Gracie dropped the crew at the Bird just as a bus pulled up. What’s this, do you believe it? A tour bus in carnival colors with a sign in the slot above the windshield reading SOUTH BRONX SURREAL. Gracie’s breathing grew intense. About thirty Europeans with slung cameras stepped shyly onto the sidewalk in front of the boarded shops and closed factories and they gazed across the street at the derelict tenement in the middle distance.
Gracie went half berserk, sticking her head out of the van and calling, “It’s not surreal. It’s real, it’s real. You’re making it surreal by coming here. Your bus is surreal. You’re surreal.”

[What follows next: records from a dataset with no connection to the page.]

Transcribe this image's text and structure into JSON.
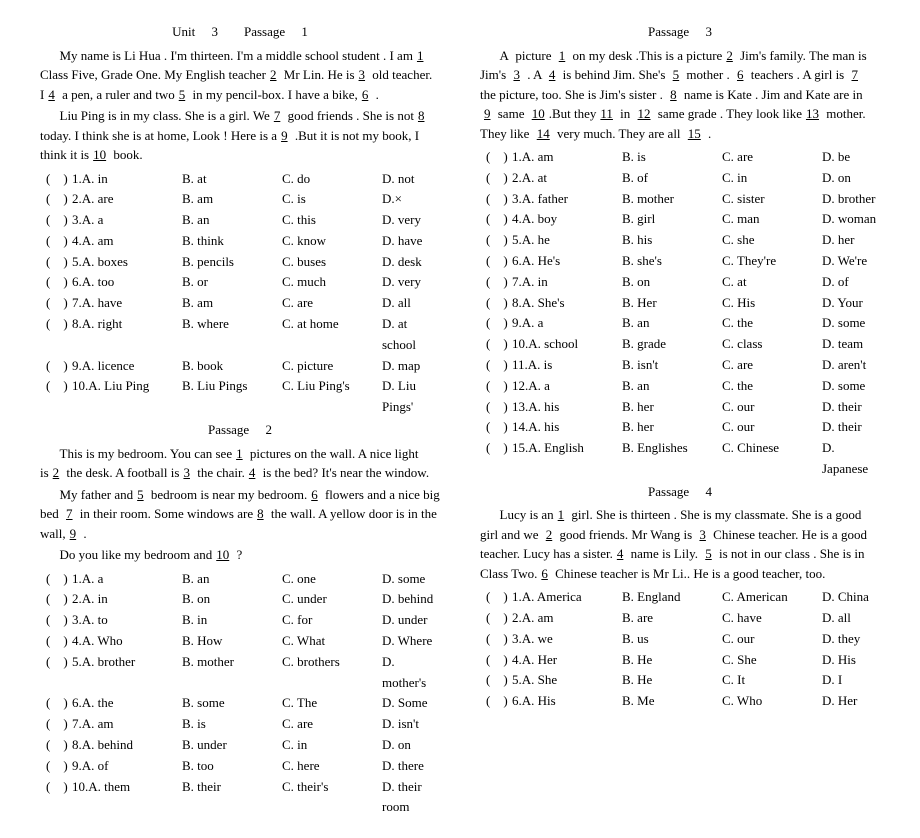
{
  "left": {
    "p1": {
      "title": "Unit  3  Passage  1",
      "text": [
        "My name is Li Hua . I'm thirteen. I'm a middle school student . I am",
        "Class Five, Grade One. My English teacher",
        "Mr Lin. He is",
        "old teacher. I",
        "a pen, a ruler and two",
        "in my pencil-box. I have a bike,",
        ".",
        "Liu Ping is in my class. She is a girl. We",
        "good friends . She is not",
        "today. I think she is at home, Look ! Here is a",
        ".But it is not my book, I think it is",
        "book."
      ],
      "blanks": [
        "1",
        "2",
        "3",
        "4",
        "5",
        "6",
        "7",
        "8",
        "9",
        "10"
      ],
      "options": [
        {
          "n": "1",
          "a": "A. in",
          "b": "B. at",
          "c": "C. do",
          "d": "D. not"
        },
        {
          "n": "2",
          "a": "A. are",
          "b": "B. am",
          "c": "C. is",
          "d": "D.×"
        },
        {
          "n": "3",
          "a": "A. a",
          "b": "B. an",
          "c": "C. this",
          "d": "D. very"
        },
        {
          "n": "4",
          "a": "A. am",
          "b": "B. think",
          "c": "C. know",
          "d": "D. have"
        },
        {
          "n": "5",
          "a": "A. boxes",
          "b": "B. pencils",
          "c": "C. buses",
          "d": "D. desk"
        },
        {
          "n": "6",
          "a": "A. too",
          "b": "B. or",
          "c": "C. much",
          "d": "D. very"
        },
        {
          "n": "7",
          "a": "A. have",
          "b": "B. am",
          "c": "C. are",
          "d": "D. all"
        },
        {
          "n": "8",
          "a": "A. right",
          "b": "B. where",
          "c": "C. at home",
          "d": "D. at school"
        },
        {
          "n": "9",
          "a": "A. licence",
          "b": "B. book",
          "c": "C. picture",
          "d": "D. map"
        },
        {
          "n": "10",
          "a": "A. Liu Ping",
          "b": "B. Liu Pings",
          "c": "C. Liu Ping's",
          "d": "D. Liu Pings'"
        }
      ]
    },
    "p2": {
      "title": "Passage  2",
      "text": [
        "This is my bedroom. You can see",
        "pictures on the wall. A nice light is",
        "the desk. A football is",
        "the chair.",
        "is the bed? It's near the window.",
        "My father and",
        "bedroom is near my bedroom.",
        "flowers and a nice big bed",
        "in their room. Some windows are",
        "the wall. A yellow door is in the wall,",
        ".",
        "Do you like my bedroom and",
        "?"
      ],
      "blanks": [
        "1",
        "2",
        "3",
        "4",
        "5",
        "6",
        "7",
        "8",
        "9",
        "10"
      ],
      "options": [
        {
          "n": "1",
          "a": "A. a",
          "b": "B. an",
          "c": "C. one",
          "d": "D. some"
        },
        {
          "n": "2",
          "a": "A. in",
          "b": "B. on",
          "c": "C. under",
          "d": "D. behind"
        },
        {
          "n": "3",
          "a": "A. to",
          "b": "B. in",
          "c": "C. for",
          "d": "D. under"
        },
        {
          "n": "4",
          "a": "A. Who",
          "b": "B. How",
          "c": "C. What",
          "d": "D. Where"
        },
        {
          "n": "5",
          "a": "A. brother",
          "b": "B. mother",
          "c": "C. brothers",
          "d": "D. mother's"
        },
        {
          "n": "6",
          "a": "A. the",
          "b": "B. some",
          "c": "C. The",
          "d": "D. Some"
        },
        {
          "n": "7",
          "a": "A. am",
          "b": "B. is",
          "c": "C. are",
          "d": "D. isn't"
        },
        {
          "n": "8",
          "a": "A. behind",
          "b": "B. under",
          "c": "C. in",
          "d": "D. on"
        },
        {
          "n": "9",
          "a": "A. of",
          "b": "B. too",
          "c": "C. here",
          "d": "D. there"
        },
        {
          "n": "10",
          "a": "A. them",
          "b": "B. their",
          "c": "C. their's",
          "d": "D. their room"
        }
      ]
    }
  },
  "right": {
    "p3": {
      "title": "Passage  3",
      "options": [
        {
          "n": "1",
          "a": "A. am",
          "b": "B. is",
          "c": "C. are",
          "d": "D. be"
        },
        {
          "n": "2",
          "a": "A. at",
          "b": "B. of",
          "c": "C. in",
          "d": "D. on"
        },
        {
          "n": "3",
          "a": "A. father",
          "b": "B. mother",
          "c": "C. sister",
          "d": "D. brother"
        },
        {
          "n": "4",
          "a": "A. boy",
          "b": "B. girl",
          "c": "C. man",
          "d": "D. woman"
        },
        {
          "n": "5",
          "a": "A. he",
          "b": "B. his",
          "c": "C. she",
          "d": "D. her"
        },
        {
          "n": "6",
          "a": "A. He's",
          "b": "B. she's",
          "c": "C. They're",
          "d": "D. We're"
        },
        {
          "n": "7",
          "a": "A. in",
          "b": "B. on",
          "c": "C. at",
          "d": "D. of"
        },
        {
          "n": "8",
          "a": "A. She's",
          "b": "B. Her",
          "c": "C. His",
          "d": "D. Your"
        },
        {
          "n": "9",
          "a": "A. a",
          "b": "B. an",
          "c": "C. the",
          "d": "D. some"
        },
        {
          "n": "10",
          "a": "A. school",
          "b": "B. grade",
          "c": "C. class",
          "d": "D. team"
        },
        {
          "n": "11",
          "a": "A. is",
          "b": "B. isn't",
          "c": "C. are",
          "d": "D. aren't"
        },
        {
          "n": "12",
          "a": "A. a",
          "b": "B. an",
          "c": "C. the",
          "d": "D. some"
        },
        {
          "n": "13",
          "a": "A. his",
          "b": "B. her",
          "c": "C. our",
          "d": "D. their"
        },
        {
          "n": "14",
          "a": "A. his",
          "b": "B. her",
          "c": "C. our",
          "d": "D. their"
        },
        {
          "n": "15",
          "a": "A. English",
          "b": "B. Englishes",
          "c": "C. Chinese",
          "d": "D. Japanese"
        }
      ]
    },
    "p4": {
      "title": "Passage  4",
      "options": [
        {
          "n": "1",
          "a": "A. America",
          "b": "B. England",
          "c": "C. American",
          "d": "D. China"
        },
        {
          "n": "2",
          "a": "A. am",
          "b": "B. are",
          "c": "C. have",
          "d": "D. all"
        },
        {
          "n": "3",
          "a": "A. we",
          "b": "B. us",
          "c": "C. our",
          "d": "D. they"
        },
        {
          "n": "4",
          "a": "A. Her",
          "b": "B. He",
          "c": "C. She",
          "d": "D. His"
        },
        {
          "n": "5",
          "a": "A. She",
          "b": "B. He",
          "c": "C. It",
          "d": "D. I"
        },
        {
          "n": "6",
          "a": "A. His",
          "b": "B. Me",
          "c": "C. Who",
          "d": "D. Her"
        }
      ]
    }
  }
}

A monk rode by on a rickety bike. The tourists watched him pedal up the street. They listened to Gracie shout at them. They saw a man come along with battery-run pinwheels he was selling, brightly colored vanes pinned to a stick, and he held a dozen or so in his hands with others jutting from his pockets and clutched under his arms, plastic vanes spinning all around him—an elderly black fellow in a yellow skullcap. They saw this man. They saw the ailanthus jungle and the smash heap of mortified cars and they looked at the six-story slab of painted angels with streamers rippled above their cherub heads.